青草新吾の惺々著考 glocaleigyo

エコシステム型の生産財営業でイノベーション共創と好社会を目指す。

ソフトブレーン社が「営業とは事業を営むこと」というフレーズをよく使っているようですが、営業の上位概念を言い当てていると思います。生産財営業の顧客は個人ではなくて組織ですから、生産財営業とは、経営の戦略方向性のベクトルと同期して営まれる「顧客との関係性を構築したり改善する活動」のことです。
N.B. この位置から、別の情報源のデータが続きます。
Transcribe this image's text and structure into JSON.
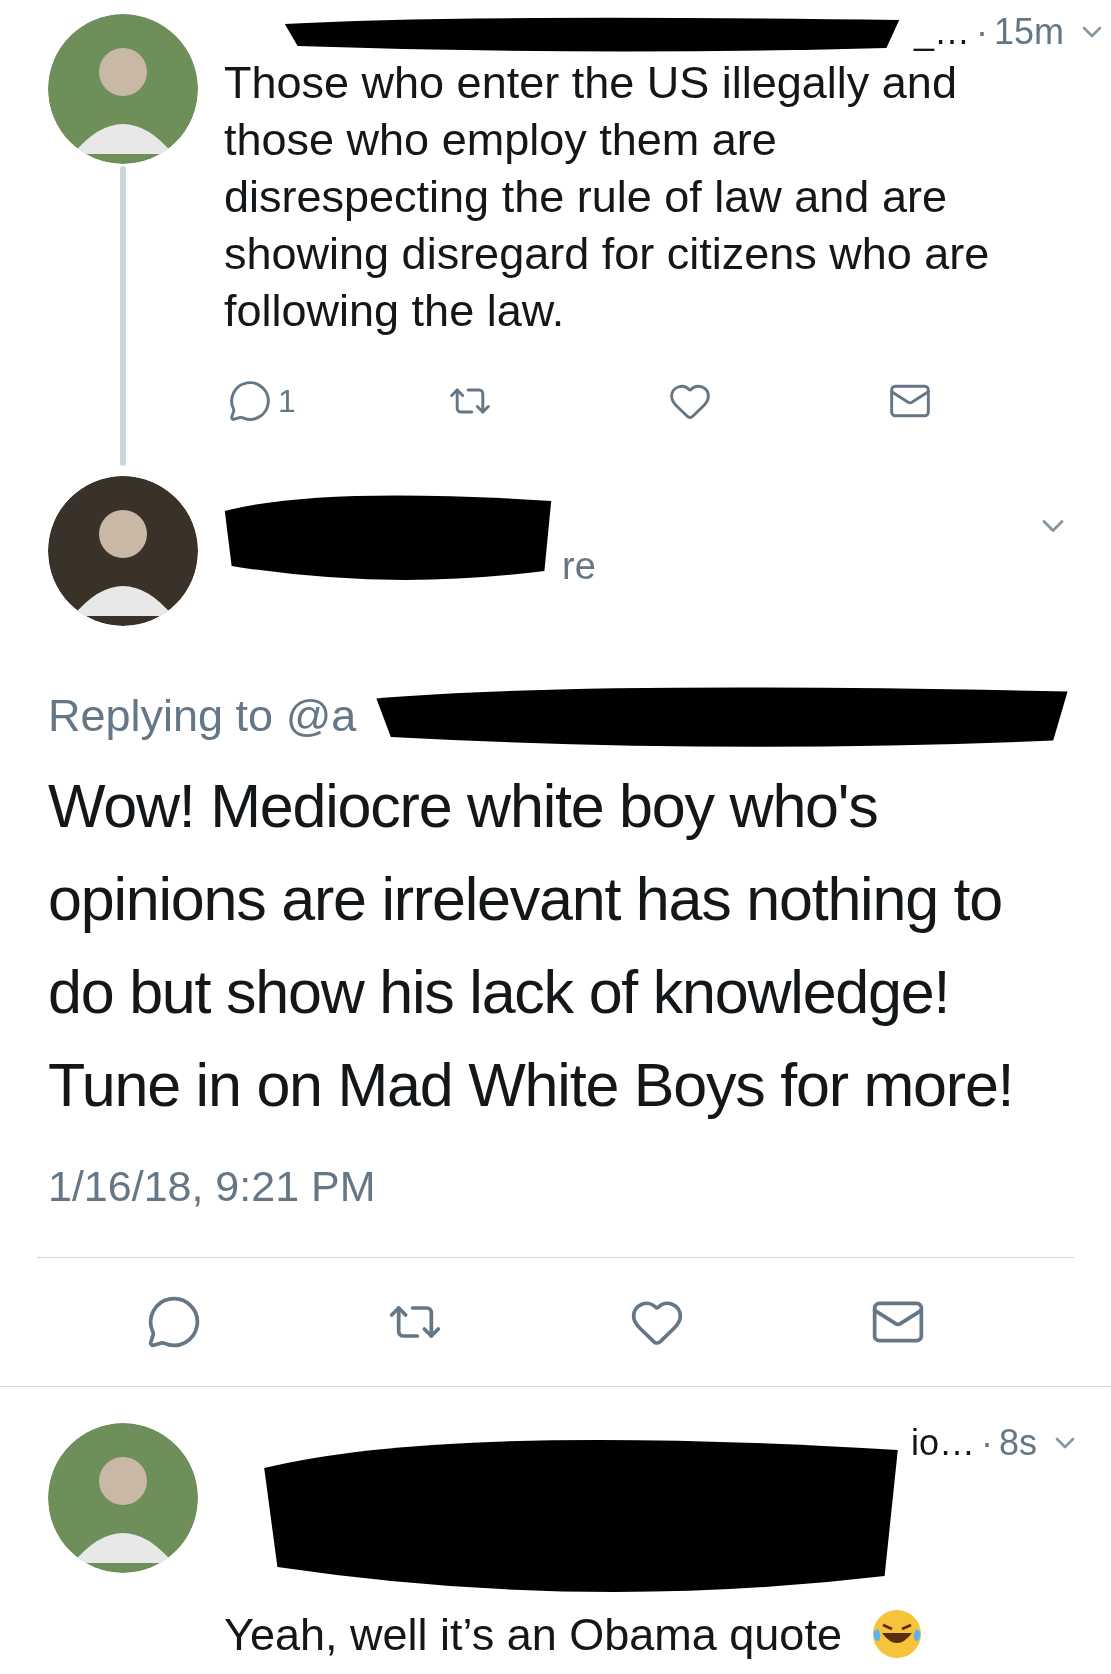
{
  "parent_tweet": {
    "header_tail": "_…",
    "separator": "·",
    "time": "15m",
    "text_lines": [
      "Those who enter the US illegally and",
      "those who employ them are",
      "disrespecting the rule of law and are",
      "showing disregard for citizens who are",
      "following the law."
    ],
    "actions": [
      {
        "kind": "reply",
        "count": "1"
      },
      {
        "kind": "retweet"
      },
      {
        "kind": "like"
      },
      {
        "kind": "message"
      }
    ]
  },
  "focused_tweet": {
    "handle_fragment": "re",
    "replying_to": "Replying to @a",
    "text_lines": [
      "Wow! Mediocre white boy who's",
      "opinions are irrelevant has nothing to",
      "do but show his lack of knowledge!",
      "Tune in on Mad White Boys for more!"
    ],
    "timestamp": "1/16/18, 9:21 PM",
    "actions": [
      {
        "kind": "reply"
      },
      {
        "kind": "retweet"
      },
      {
        "kind": "like"
      },
      {
        "kind": "message"
      }
    ]
  },
  "reply_tweet": {
    "header_tail": "io…",
    "separator": "·",
    "time": "8s",
    "text": "Yeah, well it’s an Obama quote"
  }
}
生産財取引の分野では多くの顧客企業で調達先を集約する流れが強まっています。これはサプライチェーンバリューチェーンを強化しようとすれば当然の流れです。これからは、天然資源を加工した生産財である「マテリアル」から、マテリアルを加工した「中間生産財」、さらには「消費財」までのサプライチェーンの連鎖の中で、「全社営業力」とその最前線にいる「顧客対応部門」のクオリティ格差で、優良顧客の獲得をめぐる競争力格差がついていく時代に入ってます。
顧客対応部門とは一般的に、フロントの顧客担当チームと顧客サービスチーム、バックオフイスの受注事務・出荷事務・請求事務のチーム、更にはマーケティング情報の調査部門や品質保証部門なども含みますが、何といっても「フロントの販売チームで顧客と接する機会が最も多い担当者のクオリティ」が重要です。販売担当者のクオリティを高めるためには教育・訓練は当然ながら、ベーシックな価値観と目指す方向に向けての戦略ベクトルの共有が必須となりますから、ミドルが組織で果たす役割がますます大切になっていきます。営業部門のミドルは多機能な小集団のリーダーとしての役割が高まっていくことで、プレーイングマネージャーでないと組織のお荷物になっていく場面がますます増えていきます。山本五十六の「やってみせ・言ってきかせて・やらせてみて・・」が普通の時代になっていきます。